If the polygon is convex the proof is simple. Let me illustrate with a hexagon. Label one of the six vertices q and draw three segments, connecting q to the three vertices on the far side of the hexagon. Now q is connected to everything, and the shape is divided into 4 triangles. The angles of all these triangles combine to form the interior angles of the hexagon, therefore the angles of the hexagon sum to 4×180, or 720.
If the polygon is not convex, we have more work to do.
If a line can be drawn from one vertex to another, entirely inside the polygon,
the shape is split in two.
Triangulate each piece separately, and the entire shape is triangulated.
So all we need do is find an internal segment for any given polygon.

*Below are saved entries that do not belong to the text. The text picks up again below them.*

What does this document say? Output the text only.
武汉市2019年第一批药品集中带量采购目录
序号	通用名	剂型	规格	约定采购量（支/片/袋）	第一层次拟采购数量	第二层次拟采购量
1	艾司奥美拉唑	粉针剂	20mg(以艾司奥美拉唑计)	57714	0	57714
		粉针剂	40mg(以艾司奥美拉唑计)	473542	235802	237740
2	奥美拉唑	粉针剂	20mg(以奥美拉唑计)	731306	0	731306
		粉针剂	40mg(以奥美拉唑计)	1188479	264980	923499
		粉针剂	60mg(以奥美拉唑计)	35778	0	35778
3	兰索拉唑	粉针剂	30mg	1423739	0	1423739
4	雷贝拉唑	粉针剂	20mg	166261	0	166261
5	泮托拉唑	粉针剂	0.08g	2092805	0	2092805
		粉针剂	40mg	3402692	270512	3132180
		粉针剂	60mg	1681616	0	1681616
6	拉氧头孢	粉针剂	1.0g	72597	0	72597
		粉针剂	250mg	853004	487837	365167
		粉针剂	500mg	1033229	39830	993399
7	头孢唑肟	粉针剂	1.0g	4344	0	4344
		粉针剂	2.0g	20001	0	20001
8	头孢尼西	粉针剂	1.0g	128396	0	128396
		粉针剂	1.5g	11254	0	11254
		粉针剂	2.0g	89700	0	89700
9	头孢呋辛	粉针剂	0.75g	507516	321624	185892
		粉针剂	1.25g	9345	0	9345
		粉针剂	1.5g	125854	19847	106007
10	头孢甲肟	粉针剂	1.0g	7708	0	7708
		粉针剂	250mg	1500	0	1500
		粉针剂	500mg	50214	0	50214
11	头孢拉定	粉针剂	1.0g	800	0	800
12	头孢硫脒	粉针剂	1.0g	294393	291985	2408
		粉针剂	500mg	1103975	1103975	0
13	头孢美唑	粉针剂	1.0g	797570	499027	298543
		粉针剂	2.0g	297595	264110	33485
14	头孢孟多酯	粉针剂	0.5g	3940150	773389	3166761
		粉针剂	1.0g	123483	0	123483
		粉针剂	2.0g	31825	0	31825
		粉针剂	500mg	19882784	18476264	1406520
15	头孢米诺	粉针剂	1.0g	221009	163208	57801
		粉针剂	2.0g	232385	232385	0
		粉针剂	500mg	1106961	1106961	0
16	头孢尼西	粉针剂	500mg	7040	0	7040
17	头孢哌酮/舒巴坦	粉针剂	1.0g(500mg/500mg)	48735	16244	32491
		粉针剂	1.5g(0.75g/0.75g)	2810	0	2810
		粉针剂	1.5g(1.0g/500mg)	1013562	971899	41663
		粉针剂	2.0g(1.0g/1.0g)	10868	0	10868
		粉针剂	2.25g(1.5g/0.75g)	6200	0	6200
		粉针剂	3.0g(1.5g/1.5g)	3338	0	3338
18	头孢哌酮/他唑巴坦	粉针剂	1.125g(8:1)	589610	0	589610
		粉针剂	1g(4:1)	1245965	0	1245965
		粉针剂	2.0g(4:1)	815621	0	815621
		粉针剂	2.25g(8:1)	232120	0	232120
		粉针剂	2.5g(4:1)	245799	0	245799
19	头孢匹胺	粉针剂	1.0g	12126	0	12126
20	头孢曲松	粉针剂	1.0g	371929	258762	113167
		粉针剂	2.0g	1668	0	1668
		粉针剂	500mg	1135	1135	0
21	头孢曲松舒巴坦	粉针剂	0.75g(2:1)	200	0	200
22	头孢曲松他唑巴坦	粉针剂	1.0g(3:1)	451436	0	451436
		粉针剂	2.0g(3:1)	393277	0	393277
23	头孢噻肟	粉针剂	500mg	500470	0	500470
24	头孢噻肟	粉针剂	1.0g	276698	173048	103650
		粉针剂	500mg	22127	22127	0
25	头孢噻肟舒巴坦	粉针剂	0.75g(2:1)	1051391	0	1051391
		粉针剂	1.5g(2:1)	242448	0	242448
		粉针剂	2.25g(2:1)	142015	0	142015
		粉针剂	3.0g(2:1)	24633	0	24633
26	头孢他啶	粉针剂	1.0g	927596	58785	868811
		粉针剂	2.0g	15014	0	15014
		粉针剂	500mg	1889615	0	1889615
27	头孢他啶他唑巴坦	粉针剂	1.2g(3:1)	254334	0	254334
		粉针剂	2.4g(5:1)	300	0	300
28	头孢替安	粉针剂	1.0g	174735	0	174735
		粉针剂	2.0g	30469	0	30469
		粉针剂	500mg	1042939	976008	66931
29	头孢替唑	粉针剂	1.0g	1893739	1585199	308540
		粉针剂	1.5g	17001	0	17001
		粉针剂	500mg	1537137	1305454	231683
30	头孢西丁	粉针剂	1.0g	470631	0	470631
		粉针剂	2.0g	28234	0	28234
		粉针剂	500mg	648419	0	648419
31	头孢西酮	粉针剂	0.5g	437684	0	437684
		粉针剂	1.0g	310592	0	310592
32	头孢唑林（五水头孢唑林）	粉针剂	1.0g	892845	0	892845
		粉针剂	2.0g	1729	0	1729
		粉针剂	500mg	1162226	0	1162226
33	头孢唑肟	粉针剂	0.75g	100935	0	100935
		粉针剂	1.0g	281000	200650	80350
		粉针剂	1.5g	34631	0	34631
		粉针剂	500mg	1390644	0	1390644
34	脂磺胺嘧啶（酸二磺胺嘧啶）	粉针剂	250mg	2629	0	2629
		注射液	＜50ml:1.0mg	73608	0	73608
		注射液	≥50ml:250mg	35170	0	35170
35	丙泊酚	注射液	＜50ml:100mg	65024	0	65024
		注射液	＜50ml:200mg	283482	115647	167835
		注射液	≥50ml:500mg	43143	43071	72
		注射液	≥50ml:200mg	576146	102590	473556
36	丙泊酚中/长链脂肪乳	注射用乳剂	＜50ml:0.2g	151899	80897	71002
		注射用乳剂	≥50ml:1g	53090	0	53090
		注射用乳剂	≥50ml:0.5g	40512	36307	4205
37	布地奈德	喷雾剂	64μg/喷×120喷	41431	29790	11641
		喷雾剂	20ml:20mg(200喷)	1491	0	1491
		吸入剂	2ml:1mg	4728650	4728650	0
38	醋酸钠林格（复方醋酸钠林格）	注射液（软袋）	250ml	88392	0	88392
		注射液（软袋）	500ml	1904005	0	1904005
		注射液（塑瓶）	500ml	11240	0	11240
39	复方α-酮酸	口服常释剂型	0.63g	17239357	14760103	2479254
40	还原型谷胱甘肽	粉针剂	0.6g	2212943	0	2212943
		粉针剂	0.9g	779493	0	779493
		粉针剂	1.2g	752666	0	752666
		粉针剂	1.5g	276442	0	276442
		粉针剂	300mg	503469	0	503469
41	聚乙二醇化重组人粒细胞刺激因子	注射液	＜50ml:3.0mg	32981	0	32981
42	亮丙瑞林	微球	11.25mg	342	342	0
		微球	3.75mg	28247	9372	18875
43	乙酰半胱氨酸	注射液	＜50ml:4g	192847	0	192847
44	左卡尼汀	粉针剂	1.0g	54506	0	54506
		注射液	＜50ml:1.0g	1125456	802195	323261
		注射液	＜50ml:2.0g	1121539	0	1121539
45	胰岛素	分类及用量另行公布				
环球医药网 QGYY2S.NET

Let x be a point with interior angle > 180°. If there is no such x then the shape is convex, and any two points can be connected to cut the shape in two. Otherwise start at x and draw a ray that is almost in line with one of the two incident edges. Let this ray intersect the polygon in a point y. If y is a vertex we are done, but y is probably a point on one of the sides. Slowly pivot the ray about x and let y slide along the outside of the polygon. If the ray suddenly crashes into an inlet, let z be the new point of intersection. Now xz is a segment that cuts the shape in two. If the ray does not run into an inlet, y eventually becomes an end point, and xy cuts the shape in two. Repeat this process for each piece, and then each of those pieces, until the shape is triangulated.
But how many triangles are involved? Assume the segment xy cuts the shape in two, and when each piece is fully triangulated, it has two more edges than triangles. Put the two pieces together and count edges and triangles. Let the first piece have k edges and the second piece have l edges. Since xy is not part of the original shape, it has k+l-2 edges. And it has k-2 + l-2 triangles. Thus the polygon has two more edges than triangles. By induction, an n sided polygon has n-2 triangles inside, and the interior angles sum to 180×(n-2).